A question I'm asked very often is what motivated me and what kept me going? For me both these were two different things. My motivation to start and my motivation to keep going were not the same. I started because I wanted to lose weight but this was never enough for me. If losing weight was all I needed to get motivated I would have never reached my heaviest point. I could never follow through any plan. Every plan worked for a week and then back to unhealthy routine. I think what's more important to me even more than motivation is how to keep getting back on track till I change my track permanently. Here is a list of things that helped me:
Every mistake = new improved plan (includes points of why I messed up) = new way for me to get to my dream
Only 15 minutes: Sometimes even plan was not enough to get me moving to the gym: I would promise myself only 15 minutes in the gym. Once I woulld get to the gym I never left without completing my workout. So if I had a workout planned the deal I made with myself was 15 minutes not more,If I do 15 minutes I could tick it off my to-do list and trust me it works.
15 minutes workout = completing my entire workout.
Working out with healthier friends: I would try to make plans of going to the gym with friends healthier than me this always helped me because they are more serious so none of my excuses would work, either they would go leaving me behind or they would drag me along, how many times can you stay behind without feeling guilty?

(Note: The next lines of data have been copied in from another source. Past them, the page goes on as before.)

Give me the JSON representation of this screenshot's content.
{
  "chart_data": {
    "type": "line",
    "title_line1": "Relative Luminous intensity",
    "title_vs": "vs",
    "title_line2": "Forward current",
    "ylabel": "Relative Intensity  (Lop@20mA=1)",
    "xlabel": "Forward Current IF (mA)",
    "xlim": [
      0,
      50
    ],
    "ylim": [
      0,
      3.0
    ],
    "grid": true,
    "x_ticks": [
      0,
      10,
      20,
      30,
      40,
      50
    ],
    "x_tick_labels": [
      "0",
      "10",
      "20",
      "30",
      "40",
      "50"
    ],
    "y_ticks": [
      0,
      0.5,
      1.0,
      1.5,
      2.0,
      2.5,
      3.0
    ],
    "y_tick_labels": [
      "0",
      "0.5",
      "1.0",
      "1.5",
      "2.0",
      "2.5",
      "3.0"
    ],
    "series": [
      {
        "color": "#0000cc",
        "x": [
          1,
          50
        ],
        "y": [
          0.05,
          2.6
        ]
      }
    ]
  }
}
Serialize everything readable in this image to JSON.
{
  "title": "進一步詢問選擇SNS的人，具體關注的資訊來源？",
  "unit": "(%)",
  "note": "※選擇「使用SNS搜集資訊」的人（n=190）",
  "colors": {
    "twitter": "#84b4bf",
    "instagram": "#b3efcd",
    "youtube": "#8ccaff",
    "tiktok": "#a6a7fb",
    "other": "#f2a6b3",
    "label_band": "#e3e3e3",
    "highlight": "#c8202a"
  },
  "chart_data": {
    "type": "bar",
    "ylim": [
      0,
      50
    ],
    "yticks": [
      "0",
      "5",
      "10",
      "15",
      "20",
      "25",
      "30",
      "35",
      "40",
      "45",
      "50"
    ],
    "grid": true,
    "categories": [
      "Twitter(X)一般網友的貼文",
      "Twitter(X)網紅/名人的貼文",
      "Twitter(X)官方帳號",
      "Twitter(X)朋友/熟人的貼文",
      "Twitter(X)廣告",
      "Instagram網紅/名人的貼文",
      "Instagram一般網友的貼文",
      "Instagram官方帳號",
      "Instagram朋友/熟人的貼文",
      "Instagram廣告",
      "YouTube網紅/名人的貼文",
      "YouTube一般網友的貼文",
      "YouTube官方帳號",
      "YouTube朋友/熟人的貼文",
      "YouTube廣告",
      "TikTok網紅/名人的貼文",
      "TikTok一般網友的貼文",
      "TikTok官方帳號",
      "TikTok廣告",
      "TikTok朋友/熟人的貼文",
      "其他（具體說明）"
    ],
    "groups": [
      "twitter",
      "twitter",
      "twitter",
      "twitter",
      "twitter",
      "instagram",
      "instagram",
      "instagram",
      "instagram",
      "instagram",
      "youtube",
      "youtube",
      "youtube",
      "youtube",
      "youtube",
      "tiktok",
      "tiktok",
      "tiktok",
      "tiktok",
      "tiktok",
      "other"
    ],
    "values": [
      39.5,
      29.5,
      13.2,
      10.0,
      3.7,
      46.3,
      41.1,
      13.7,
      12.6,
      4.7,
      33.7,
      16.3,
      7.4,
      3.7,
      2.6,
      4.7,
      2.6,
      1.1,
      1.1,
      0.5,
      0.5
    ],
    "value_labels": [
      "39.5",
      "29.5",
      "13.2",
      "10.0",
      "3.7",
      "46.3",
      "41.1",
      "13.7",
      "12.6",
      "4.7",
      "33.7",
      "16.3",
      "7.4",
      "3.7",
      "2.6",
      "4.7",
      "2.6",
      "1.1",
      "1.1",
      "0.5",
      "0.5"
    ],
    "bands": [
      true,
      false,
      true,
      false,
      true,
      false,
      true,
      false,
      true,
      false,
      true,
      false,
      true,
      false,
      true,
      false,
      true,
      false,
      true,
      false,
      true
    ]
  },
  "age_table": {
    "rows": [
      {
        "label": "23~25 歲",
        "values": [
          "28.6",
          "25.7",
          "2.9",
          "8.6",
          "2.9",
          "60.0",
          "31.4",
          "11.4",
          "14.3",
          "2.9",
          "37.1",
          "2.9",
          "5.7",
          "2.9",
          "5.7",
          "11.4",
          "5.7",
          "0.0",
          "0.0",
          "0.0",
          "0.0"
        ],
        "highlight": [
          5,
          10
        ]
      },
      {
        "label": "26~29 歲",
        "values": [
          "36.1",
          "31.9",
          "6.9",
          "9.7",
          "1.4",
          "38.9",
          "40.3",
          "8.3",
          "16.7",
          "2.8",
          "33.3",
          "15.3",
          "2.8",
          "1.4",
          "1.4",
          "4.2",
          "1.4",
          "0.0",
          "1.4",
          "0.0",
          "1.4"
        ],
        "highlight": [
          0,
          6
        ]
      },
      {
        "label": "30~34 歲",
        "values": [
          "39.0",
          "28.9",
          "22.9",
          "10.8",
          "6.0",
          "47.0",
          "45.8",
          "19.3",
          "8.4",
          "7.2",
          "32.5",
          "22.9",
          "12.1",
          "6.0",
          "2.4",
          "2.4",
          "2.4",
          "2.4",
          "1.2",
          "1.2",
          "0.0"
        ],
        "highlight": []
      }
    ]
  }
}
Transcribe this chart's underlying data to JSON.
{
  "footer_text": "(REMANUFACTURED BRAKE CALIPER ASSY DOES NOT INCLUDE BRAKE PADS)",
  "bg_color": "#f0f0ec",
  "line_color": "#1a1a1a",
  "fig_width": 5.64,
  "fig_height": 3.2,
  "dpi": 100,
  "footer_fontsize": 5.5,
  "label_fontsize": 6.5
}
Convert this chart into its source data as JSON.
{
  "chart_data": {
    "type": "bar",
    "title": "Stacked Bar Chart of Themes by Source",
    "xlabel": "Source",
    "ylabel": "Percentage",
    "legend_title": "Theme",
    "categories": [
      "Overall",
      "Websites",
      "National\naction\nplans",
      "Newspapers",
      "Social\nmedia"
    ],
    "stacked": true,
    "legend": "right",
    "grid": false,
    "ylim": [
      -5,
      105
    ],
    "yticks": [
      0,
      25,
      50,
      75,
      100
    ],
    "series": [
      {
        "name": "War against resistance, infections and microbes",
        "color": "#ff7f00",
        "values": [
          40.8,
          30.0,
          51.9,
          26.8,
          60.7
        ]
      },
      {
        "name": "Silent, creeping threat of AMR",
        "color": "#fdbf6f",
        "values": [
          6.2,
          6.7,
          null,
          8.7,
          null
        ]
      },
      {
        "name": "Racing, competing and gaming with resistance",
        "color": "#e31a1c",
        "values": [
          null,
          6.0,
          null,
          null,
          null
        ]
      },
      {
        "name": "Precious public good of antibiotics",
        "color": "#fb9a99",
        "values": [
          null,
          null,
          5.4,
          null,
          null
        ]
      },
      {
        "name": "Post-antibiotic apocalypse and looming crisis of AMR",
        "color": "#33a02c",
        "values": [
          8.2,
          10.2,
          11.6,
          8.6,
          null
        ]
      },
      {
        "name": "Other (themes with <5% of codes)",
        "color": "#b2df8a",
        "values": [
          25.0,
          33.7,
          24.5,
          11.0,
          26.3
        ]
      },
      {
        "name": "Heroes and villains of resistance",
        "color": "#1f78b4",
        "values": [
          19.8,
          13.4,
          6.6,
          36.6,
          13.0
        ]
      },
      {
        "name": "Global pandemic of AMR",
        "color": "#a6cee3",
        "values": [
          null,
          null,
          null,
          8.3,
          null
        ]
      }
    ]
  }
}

Finding healthier fitness buddy = somebody who is already serious and won’t get pulled down with my excuses instead will help me stay on track
Making outdoor plans: Another thing that always pushed me to get healthier was plans with my friends that included outdoor fun, I did not always want to be the one who had an excuse to not go cycling or hiking. I remember one time I went with my office colleagues for a trek (I was terribly unhealthy and overweight) by the time I reached the top everybody was ready to trek back that was so embarrassing, they were sweet waited till I was ready to get back but I was embarrassed. I never again wanted to go through that experience.
Day out with friends = cycling/hiking = getting more stamina = working out and getting fit
Bad memories: I have always had a strong family support and good friends but I do have a few bad memories where people have been very rude to me because I was overweight, I have had a friend tell me on my face she never ever wanted to become like me because that would ruin her life (now if I just go and stand next to her she would be beating herself up...karma!!!). I just smiled while other friends supported me but even now when I think about it I get angry and it makes me want to become healthier and stronger. I think this pushes me more than the motivation of losing weight to look pretty
Bad memories = stronger push in the right direction
Realising I could also be good: I was never into athletics or sports so when I started exercising I was not really good, but soon I realised I was good at certain things, I was very flexible for my size (people were actually surprised) and that made me happy. Slowly I became a part of my healthier friend circle, they would ask me if I was going to the gym, they would work out with me, I was not as good as them but just being included made me want to become better and it gave me confidence that I could become healthier.
Confidence in my ability = motivation to become better
Now a days my workouts and gym have become a part of my life and the reason I keep going back is just to become better, stronger and fitter. Everything I mentioned above helped me get to this point. Hope you find these useful, what helps you to keep going?